蕭瑀道:“河南道和山南道六百裡加急,河南道境內宋、汴、許、陳、豫幾州已經有一個月沒有下雨。山南道荊襄兩周陰雨連綿半月有餘。旱的旱死,澇的澇死,戶部要早做準備,安排賑災款項。”

李承乾靜默聽著,第一世吐蕃在這一年的八月赫然入侵鬆州,擺明了趁火打劫,隻是沒想到大唐皇帝不是軟柿子,頂著賑災的壓力甩了一耳光給吐蕃。

馬周道:“荊襄受災已成定局,水利可以調蓄洪水,緩解旱情,之前太子殿下主持修建京兆南部的水利工程,臣以為當遣工部有司,勘察山川地勢,興修水利。同修築京兆水利一樣,雇傭受災的荊襄民眾,進行水利工程修建。既賑了災,還能在後續調節當地水旱,一舉兩得。”

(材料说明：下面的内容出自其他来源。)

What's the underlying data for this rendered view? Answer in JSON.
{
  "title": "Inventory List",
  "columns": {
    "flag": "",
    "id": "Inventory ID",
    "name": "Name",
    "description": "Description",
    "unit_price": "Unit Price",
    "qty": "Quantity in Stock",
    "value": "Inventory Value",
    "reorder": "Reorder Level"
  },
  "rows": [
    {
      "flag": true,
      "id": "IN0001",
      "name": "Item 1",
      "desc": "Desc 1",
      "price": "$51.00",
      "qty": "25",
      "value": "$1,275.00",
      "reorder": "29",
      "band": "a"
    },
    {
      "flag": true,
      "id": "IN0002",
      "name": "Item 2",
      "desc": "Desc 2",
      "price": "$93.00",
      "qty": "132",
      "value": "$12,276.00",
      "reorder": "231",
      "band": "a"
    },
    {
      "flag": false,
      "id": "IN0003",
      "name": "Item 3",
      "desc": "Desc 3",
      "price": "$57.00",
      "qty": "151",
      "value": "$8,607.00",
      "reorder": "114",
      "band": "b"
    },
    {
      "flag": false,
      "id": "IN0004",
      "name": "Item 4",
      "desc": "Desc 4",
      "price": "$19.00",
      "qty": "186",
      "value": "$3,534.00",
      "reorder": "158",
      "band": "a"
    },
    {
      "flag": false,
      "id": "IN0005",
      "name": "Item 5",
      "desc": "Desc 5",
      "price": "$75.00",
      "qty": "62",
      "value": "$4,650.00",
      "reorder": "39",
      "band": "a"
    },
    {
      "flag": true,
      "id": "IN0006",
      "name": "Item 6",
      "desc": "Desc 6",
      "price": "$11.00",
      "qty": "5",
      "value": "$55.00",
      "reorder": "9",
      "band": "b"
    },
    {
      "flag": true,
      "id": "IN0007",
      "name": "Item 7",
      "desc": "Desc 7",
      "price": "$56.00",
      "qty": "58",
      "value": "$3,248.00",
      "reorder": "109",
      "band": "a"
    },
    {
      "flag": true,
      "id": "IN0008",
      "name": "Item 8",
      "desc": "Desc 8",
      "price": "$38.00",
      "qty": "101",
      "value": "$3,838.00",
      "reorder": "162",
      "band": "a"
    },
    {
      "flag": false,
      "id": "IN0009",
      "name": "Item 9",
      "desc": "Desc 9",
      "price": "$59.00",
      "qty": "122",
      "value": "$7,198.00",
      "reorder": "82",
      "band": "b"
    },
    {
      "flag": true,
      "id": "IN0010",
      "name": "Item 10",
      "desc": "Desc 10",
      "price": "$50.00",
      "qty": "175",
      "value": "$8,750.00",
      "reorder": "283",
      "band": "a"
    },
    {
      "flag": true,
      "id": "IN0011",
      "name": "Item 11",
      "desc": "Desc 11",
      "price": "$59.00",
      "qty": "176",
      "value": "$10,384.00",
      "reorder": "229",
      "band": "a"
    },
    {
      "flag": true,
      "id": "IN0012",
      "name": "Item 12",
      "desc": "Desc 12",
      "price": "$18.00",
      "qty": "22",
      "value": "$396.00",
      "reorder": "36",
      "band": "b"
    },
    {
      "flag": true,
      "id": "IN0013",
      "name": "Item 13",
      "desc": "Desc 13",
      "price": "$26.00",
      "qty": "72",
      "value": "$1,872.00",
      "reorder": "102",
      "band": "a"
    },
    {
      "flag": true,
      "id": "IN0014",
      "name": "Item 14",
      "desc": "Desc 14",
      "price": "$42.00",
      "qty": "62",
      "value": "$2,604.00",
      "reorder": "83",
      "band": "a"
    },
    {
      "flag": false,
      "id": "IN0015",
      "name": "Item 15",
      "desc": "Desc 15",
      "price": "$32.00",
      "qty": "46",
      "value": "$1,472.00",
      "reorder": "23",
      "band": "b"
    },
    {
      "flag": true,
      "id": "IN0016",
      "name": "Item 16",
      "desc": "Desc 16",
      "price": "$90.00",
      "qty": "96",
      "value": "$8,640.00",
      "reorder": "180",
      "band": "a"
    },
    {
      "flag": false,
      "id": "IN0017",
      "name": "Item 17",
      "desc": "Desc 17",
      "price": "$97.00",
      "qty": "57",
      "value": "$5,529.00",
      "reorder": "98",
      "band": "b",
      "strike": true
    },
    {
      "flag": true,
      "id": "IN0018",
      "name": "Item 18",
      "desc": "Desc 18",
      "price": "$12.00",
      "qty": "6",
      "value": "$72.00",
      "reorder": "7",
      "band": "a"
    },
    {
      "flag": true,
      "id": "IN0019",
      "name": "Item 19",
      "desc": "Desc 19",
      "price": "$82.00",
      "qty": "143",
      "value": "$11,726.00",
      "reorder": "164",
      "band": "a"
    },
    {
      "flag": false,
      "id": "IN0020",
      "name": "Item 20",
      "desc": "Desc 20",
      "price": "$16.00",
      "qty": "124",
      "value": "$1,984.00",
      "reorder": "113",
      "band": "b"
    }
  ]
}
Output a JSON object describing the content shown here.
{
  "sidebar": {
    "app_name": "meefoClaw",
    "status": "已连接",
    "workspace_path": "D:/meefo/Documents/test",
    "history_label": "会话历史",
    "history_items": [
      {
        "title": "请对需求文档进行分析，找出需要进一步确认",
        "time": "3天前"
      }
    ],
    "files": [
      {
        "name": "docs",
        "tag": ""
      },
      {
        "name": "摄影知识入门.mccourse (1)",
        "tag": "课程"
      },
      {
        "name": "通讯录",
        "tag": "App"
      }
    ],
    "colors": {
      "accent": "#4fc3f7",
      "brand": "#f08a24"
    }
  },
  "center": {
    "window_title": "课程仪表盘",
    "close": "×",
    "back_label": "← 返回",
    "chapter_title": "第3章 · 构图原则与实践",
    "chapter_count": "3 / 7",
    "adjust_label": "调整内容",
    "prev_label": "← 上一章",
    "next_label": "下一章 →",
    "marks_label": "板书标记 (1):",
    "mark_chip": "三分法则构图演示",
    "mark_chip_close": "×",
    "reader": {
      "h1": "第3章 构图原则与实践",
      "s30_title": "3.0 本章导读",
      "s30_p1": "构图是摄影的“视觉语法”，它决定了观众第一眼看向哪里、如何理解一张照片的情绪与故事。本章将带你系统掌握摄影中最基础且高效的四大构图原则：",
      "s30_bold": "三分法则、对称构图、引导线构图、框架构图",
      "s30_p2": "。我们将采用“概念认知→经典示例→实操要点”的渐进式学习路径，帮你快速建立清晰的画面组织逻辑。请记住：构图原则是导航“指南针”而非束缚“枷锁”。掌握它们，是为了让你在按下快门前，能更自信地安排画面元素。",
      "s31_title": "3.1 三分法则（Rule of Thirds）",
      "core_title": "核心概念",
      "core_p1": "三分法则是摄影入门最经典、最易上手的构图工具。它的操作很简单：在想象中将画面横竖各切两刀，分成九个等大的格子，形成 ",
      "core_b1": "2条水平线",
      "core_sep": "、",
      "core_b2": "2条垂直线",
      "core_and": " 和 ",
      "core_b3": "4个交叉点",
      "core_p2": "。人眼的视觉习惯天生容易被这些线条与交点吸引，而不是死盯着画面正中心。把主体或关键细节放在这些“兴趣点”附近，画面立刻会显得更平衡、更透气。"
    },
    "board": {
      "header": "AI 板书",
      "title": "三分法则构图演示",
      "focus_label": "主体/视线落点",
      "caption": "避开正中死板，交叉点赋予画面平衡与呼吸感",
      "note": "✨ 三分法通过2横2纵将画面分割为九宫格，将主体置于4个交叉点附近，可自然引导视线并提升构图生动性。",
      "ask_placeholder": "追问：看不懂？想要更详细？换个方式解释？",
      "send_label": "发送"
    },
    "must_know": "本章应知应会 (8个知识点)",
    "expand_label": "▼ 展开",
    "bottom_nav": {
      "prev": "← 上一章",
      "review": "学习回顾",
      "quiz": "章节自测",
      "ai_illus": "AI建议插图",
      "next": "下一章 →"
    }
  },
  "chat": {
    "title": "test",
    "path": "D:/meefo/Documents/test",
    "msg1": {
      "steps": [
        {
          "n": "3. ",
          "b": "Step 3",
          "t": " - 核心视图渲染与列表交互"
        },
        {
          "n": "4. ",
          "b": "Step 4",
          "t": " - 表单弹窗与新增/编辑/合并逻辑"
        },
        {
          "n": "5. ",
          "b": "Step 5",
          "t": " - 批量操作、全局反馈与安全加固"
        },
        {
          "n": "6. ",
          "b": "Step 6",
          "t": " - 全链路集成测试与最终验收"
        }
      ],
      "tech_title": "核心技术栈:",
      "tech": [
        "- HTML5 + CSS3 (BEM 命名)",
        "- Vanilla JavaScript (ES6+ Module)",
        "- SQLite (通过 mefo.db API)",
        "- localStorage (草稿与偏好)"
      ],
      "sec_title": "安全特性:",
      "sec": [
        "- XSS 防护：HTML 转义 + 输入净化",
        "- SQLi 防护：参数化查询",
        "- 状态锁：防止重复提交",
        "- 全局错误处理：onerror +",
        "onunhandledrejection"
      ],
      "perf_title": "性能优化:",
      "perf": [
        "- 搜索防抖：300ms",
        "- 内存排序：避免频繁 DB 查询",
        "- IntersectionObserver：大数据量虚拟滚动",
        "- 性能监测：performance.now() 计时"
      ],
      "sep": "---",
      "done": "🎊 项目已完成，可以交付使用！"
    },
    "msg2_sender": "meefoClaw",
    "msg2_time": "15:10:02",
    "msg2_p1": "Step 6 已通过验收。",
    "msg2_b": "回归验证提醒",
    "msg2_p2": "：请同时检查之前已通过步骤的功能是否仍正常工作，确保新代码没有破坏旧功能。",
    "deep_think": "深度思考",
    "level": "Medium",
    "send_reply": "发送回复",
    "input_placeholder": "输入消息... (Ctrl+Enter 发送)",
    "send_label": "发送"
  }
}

李世民道:“這個準了,工部遣有司安排。勘探繪圖要求,以太子留在工部的繪圖為準。”

工部尚書段綸想哭,太子的繪圖留在工部,但那個繪圖的標準,是真的為難人啊!

今日朝議結束晚,三省六部長官是趕在宵禁之前出宮的,李承乾坐了大半日,渾身困乏,才轉身就被叫住。

“玄齡說到吐蕃,朕看你若有所思,可是有了更好的法子威懾吐蕃?”

李承乾點點頭,道:“有是有,不過那個夢太久遠,久遠到臣都有些生疏了,所以不敢貿然提出來。臣全力以赴,能否成功,隻看天意。”

李世民道:“用過晚膳再回去吧!”

李承乾道:“陛下,恕臣多言,您那個頭風之症,飲食上低油低鹽,酒水儘量少飲,早些就寢,能降低它發作的次數。”

李世民笑道:“聽高明的,今夜之後朕讓宮人換掉現在的膳食。”

父親實在熱絡,李承乾推不開,便也留下用膳。

夜間甬道,不時吹來涼風,李承乾回憶起穿回來這兩年所作所為,一時感慨萬千,一路陰差陽錯過來,他似乎漸漸的要被這個時代同化了。